I cooked bean-bark stew and wrapped it in a tortilla with slices of cheddar cheese for lunch at Watauga Lake Shelter, a long mile from the dam. After lunch, I filled a bucket with water from a rhododendron-lined stream and took a sponge bath behind the shelter. Bringing the bucket—a one-gallon ice-cream container—had been a last-minute decision. I carried it upside down in my backpack and slid it over the items at the top, so it didn’t take up much space.
It started raining just as I was ready to leave. A long-distance hiker named Seeker arrived. We talked for an hour in the shelter until the rain stopped. She said she was seeking—hence the name—a spiritual connection with nature. What was I seeking? I thought of it more as finding, a two-way proposition: I find something; something finds me. The mystery of what would come around the bend—that intersection, that serendipitous moment—excited me and kept me walking. Of course, serendipity can be one-sided. Just ask the mouse who meets the owl for the first and last time.

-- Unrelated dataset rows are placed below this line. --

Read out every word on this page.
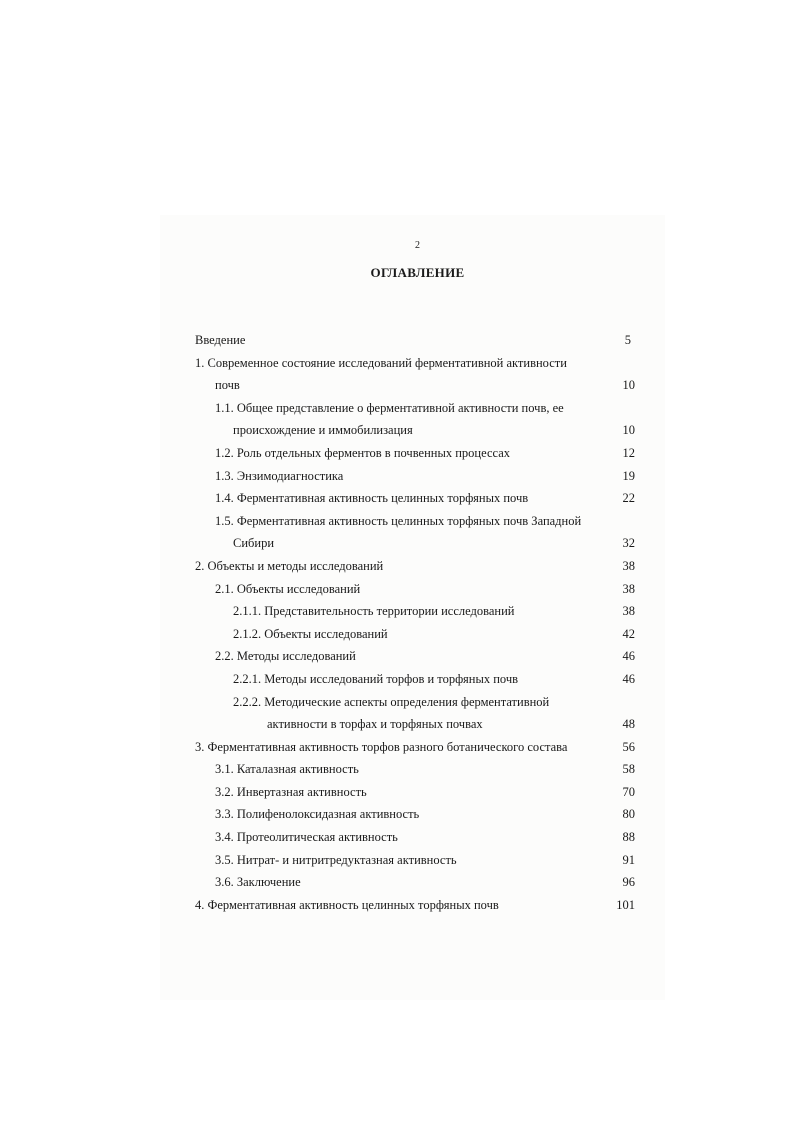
2
ОГЛАВЛЕНИЕ
Введение	5
1. Современное состояние исследований ферментативной активности
почв	10
1.1. Общее представление о ферментативной активности почв, ее
происхождение и иммобилизация	10
1.2. Роль отдельных ферментов в почвенных процессах	12
1.3. Энзимодиагностика	19
1.4. Ферментативная активность целинных торфяных почв	22
1.5. Ферментативная активность целинных торфяных почв Западной
Сибири	32
2. Объекты и методы исследований	38
2.1. Объекты исследований	38
2.1.1. Представительность территории исследований	38
2.1.2. Объекты исследований	42
2.2. Методы исследований	46
2.2.1. Методы исследований торфов и торфяных почв	46
2.2.2. Методические аспекты определения ферментативной
активности в торфах и торфяных почвах	48
3. Ферментативная активность торфов разного ботанического состава	56
3.1. Каталазная активность	58
3.2. Инвертазная активность	70
3.3. Полифенолоксидазная активность	80
3.4. Протеолитическая активность	88
3.5. Нитрат- и нитритредуктазная активность	91
3.6. Заключение	96
4. Ферментативная активность целинных торфяных почв	101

I leaned heavily on my hiking poles for five miles, ascending to the flat top of Pond Mountain. When the trail leveled at the top, I sang an old song: “I like to singa, about the moona, and the Juna, and the springa, I like to singa, about the sky so blue, and a tea for two…” I quit singing and put on my poncho when it started raining. The next three miles dropped steeply to Laurel Fork Creek over rocky terrain. The trail leveled once creek side but tested me again for the last half-mile climb, over slick rocks and mud, with darkness closing in, to Laurel Fork Shelter.
A young man named Lone Wolf and a huge Rottweiler named Max occupied Laurel Fork Shelter. Max’s loud bark stopped me in my tracks until Lone Wolf calmed him down so I could approach the shelter. I changed out of damp clothes into long johns and a fleece jacket before cooking supper with my headlamp on—ramen noodles with ground turkey and sauerkraut. My food bag was safe in the shelter—no bears would come around with Max standing guard.
Lone Wolf had been living in the woods, fishing Laurel Creek for trout. He was escaping—at least temporarily—the life that had been fixed for him back on the family farm. The vibe I felt in the shelter was that I had entered his lair: he, the dicey host, and I, the wary guest. After supper, I rolled out my sleeping bag on the opposite side of the shelter from Lone Wolf. I clicked off my headlamp and laid it by my side along with my pocketknife and hiking poles.